After single ascending doses of the treatment were deemed safe in a Phase 1a clinical trial, a Phase 1b study evaluated the safety and pharmacological properties of OATD-01. The therapy was given once daily, for 10 days, in 24 healthy volunteers.
The results showed that the treatment was safe at either of two tested daily doses — 25 and 50 mg — and led to very strong CHIT1 suppression.
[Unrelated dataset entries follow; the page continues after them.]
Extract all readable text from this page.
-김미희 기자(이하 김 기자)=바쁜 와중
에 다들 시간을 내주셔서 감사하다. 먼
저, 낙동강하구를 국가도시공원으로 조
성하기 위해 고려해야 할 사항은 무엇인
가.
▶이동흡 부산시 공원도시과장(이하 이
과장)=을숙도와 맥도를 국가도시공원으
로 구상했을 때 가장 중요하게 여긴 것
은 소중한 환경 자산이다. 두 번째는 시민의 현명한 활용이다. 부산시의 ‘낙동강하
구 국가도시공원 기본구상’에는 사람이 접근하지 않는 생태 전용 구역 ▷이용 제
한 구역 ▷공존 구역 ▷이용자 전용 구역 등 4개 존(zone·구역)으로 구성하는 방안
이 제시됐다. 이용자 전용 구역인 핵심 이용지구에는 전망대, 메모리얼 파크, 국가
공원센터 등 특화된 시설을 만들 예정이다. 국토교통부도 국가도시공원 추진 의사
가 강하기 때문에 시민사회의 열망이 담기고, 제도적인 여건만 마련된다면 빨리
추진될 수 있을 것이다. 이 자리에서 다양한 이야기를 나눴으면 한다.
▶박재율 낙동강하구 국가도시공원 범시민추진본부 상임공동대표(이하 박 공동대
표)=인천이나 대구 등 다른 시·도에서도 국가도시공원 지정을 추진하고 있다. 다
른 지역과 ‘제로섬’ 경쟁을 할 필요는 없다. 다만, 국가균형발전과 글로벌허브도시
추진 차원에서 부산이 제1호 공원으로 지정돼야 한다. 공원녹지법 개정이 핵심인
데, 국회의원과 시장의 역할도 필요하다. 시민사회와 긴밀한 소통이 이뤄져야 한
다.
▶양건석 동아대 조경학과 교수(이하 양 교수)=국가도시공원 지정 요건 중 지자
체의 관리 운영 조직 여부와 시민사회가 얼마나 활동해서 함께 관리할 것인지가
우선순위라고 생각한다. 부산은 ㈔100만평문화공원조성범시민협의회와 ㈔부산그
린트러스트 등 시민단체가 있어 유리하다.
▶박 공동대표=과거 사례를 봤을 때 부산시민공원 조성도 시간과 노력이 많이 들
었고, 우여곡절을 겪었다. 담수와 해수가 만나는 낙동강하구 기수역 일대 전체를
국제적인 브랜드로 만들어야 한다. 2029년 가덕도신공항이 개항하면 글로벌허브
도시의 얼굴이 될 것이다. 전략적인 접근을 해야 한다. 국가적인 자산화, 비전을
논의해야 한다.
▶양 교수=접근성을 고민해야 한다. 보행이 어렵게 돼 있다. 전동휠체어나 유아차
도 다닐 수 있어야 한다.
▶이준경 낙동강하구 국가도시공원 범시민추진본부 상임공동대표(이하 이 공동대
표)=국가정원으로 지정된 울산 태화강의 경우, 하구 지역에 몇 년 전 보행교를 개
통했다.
Mathematical modeling suggested that OATD-01 also may effectively reduce CHIT1 at even lower doses, although this was not directly tested.
Should it be cleared, the future, global Phase 2 trial will evaluate OATD-01’s safety and effectiveness against a placebo in about 90 people with active pulmonary sarcoidosis.
Its main goal will be to evaluate the reduction in granuloma-associated inflammation in the lungs, as assessed by PET or CT imaging, after 12 weeks or about three months of treatment. That goal already has been cleared by the FDA in a pre-IND meeting, according to Fung.
The trial would be expected to finish in the first half of 2025.